Unfortunately, a large body of work exists illustrating the lack of capability of voters. In Democracy for Realists by Achen and Bartels, the authors suggest that voters practice blind retrospection. "Real voters often have only a vague understanding of the connections (if any) between incumbent politicians' actions and their own well-being. Even professional observers of politics often struggle to understand the consequences of government policies. Politics and policy are complex. As a result, retrospective voting is likely to produce consistently misguided patterns of electoral reward and punishment" [pp 144]. Bryan Caplan's The Myth of the Rational Voter popularized the term "rational irrationality" for the behavior of voters. Caplan argues that the marginal cost of holding an erroneous political belief is low, due to the low probability of influencing the outcome of any election. Voters instead may vote due to the psychological benefits of supporting policies that feel good. These good feelings therefore outweigh the real harm of a policy, when factored with the unlikelihood of influencing the outcome. 

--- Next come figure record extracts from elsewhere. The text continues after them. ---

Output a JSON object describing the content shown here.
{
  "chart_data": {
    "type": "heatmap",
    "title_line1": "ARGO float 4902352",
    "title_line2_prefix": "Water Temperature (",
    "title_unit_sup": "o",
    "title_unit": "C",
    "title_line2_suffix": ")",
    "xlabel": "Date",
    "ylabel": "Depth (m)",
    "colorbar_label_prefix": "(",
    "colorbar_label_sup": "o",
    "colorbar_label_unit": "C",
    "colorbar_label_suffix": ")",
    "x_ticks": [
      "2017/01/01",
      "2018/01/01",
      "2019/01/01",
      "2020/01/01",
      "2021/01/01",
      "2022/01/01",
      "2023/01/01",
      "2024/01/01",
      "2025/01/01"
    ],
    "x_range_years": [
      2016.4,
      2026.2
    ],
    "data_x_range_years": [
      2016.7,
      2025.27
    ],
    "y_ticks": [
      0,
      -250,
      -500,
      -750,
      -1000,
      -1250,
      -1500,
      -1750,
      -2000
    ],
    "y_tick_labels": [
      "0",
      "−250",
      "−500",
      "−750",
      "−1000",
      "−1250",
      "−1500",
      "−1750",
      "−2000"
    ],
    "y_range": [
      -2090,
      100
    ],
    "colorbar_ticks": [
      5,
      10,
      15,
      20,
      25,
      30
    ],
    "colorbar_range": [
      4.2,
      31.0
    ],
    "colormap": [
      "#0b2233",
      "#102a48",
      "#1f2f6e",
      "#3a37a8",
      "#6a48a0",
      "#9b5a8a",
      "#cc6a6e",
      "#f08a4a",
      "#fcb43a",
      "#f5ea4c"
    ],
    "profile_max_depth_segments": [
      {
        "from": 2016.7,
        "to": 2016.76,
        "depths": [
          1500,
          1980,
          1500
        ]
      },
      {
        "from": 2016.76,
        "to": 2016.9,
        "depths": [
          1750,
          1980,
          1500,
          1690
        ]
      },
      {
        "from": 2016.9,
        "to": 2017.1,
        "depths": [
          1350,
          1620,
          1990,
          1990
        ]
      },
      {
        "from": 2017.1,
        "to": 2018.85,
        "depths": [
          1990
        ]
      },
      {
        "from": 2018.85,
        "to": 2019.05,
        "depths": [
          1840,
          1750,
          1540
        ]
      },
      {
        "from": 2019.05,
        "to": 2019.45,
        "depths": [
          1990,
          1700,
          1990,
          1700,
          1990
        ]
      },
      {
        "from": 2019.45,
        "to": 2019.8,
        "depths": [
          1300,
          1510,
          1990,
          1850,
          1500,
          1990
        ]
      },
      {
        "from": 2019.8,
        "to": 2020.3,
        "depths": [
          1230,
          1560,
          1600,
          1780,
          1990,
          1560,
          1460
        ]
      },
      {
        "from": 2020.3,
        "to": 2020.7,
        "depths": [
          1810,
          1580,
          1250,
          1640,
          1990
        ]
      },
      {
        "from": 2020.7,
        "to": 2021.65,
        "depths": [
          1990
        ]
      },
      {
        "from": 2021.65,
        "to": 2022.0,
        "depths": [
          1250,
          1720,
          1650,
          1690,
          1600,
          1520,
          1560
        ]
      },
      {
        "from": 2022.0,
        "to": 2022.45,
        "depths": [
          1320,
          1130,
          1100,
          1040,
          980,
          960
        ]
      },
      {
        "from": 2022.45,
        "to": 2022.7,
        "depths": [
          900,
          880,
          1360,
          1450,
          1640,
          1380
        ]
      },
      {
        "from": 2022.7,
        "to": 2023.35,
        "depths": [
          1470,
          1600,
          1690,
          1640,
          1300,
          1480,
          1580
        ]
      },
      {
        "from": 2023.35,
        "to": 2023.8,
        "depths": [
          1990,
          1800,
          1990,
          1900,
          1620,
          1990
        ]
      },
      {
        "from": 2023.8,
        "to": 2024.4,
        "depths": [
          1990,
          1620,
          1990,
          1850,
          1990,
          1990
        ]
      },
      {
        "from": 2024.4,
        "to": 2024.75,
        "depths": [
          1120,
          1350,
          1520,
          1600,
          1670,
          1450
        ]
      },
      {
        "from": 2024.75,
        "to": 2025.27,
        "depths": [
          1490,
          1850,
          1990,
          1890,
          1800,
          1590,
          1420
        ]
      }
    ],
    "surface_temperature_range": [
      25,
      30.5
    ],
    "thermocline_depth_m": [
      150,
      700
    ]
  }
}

As Alexander Guerrero claims [9], electoral representation can bring about responsive and good  outcomes only if the public can hold their representatives meaningfully accountable. If we find that voters do not meet this competency, then sortition could have an advantage at holding government accountable. From my understanding of the available evidence, the literature overwhelmingly suggests that voters are not able to hold elected politicians accountable except in the most dire and obvious of economic disasters - for example, when the public is experiencing a famine [9] and therefore practices retrospective voting to remove incumbents.